We can never guarantee the certainty of a forecast. The scope of work can grow, items can be re-prioritized, and unforeseen events can always happen. True value will always lie in the increment a team delivers, and not in story points.
Nevertheless, when we collect metrics, such as the velocities attained over a number of sprints, we ought to remember that critically important detail can exist in the variation. All too often we just work out a forecast such as an average burn-rate, and throw the texture of the available data away. Yet in truth, we don’t have to give stakeholders a single “precise” date for delivery in which we can express little confidence. We can do better, and show them the projected range from a thousand or more simulated scenarios.
The process we have covered here is sometimes referred to as a “Monte Carlo” method. This is a class of algorithms which use large-scale random sampling to generate reliable predictions. The technique was implemented computationally by Fermi, Von Neumann, and other physicists at the Los Alamos laboratory in the 1940’s. They were working on problems such as how to work out the likely penetration of neutrons into radiation shielding. It’s generally applicable to complex phenomena where the inputs are uncertain, and yet the probability of outcomes can be determined.
I suppose it’s possible that the world’s great nuclear physicists aren’t much good at working out their change in the canteen either. What they are certainly very good at, however, is recognizing how new information – such as a reliable forecast - can be inferred or deducted from observations which others ignore or take for granted. That’s a very special kind of skill.

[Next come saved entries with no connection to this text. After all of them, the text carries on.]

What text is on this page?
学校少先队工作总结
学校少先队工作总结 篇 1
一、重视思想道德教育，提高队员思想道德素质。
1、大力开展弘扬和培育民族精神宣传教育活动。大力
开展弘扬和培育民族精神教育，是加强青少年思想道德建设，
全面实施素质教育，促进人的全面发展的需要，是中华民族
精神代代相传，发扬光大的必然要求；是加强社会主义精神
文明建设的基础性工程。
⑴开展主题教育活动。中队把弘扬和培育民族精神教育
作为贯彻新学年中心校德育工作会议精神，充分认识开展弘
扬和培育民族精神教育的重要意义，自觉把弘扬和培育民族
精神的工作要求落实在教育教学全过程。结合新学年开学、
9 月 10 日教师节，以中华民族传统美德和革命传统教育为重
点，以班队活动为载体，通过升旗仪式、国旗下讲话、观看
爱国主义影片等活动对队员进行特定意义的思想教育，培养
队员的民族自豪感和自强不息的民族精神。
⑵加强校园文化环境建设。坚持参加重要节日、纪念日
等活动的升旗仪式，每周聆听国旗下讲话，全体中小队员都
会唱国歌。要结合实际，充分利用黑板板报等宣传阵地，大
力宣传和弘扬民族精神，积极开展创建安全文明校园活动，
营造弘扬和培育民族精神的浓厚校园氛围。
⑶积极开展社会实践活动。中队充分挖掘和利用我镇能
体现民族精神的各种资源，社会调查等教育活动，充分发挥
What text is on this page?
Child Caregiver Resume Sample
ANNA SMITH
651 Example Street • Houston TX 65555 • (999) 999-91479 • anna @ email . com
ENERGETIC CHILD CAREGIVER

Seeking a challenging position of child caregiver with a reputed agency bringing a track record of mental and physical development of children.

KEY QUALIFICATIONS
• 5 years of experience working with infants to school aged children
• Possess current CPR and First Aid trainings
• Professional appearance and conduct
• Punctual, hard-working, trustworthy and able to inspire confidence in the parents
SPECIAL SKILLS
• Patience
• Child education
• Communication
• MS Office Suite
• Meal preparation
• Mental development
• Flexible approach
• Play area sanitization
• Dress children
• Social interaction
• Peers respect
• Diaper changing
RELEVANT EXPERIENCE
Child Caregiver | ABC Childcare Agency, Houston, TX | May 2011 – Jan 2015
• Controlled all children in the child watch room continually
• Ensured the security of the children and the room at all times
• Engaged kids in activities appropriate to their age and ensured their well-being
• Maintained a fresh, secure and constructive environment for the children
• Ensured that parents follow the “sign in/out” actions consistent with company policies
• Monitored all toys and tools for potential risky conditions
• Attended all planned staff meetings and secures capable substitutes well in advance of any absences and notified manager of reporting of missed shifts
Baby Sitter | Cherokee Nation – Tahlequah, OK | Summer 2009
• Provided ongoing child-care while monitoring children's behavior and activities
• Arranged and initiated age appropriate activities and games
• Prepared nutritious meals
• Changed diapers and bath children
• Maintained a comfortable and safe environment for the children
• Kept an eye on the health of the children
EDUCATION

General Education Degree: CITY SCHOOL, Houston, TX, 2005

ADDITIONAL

As a mathematical blockhead, I can’t lay claim to either of these abilities. What I can do though is to stretch a little. I can raise the bar a touch, and perhaps hope to meet it. You can too. We aren’t restricted to working out an average velocity which we can plug in to burn-rate projections, for example. Monte Carlo analysis is just one illustration of why we should take care before stripping the texture of our data away. We should always seek to provide stakeholders with better information, using the data we have, and by the considered inspection and adaptation of our method.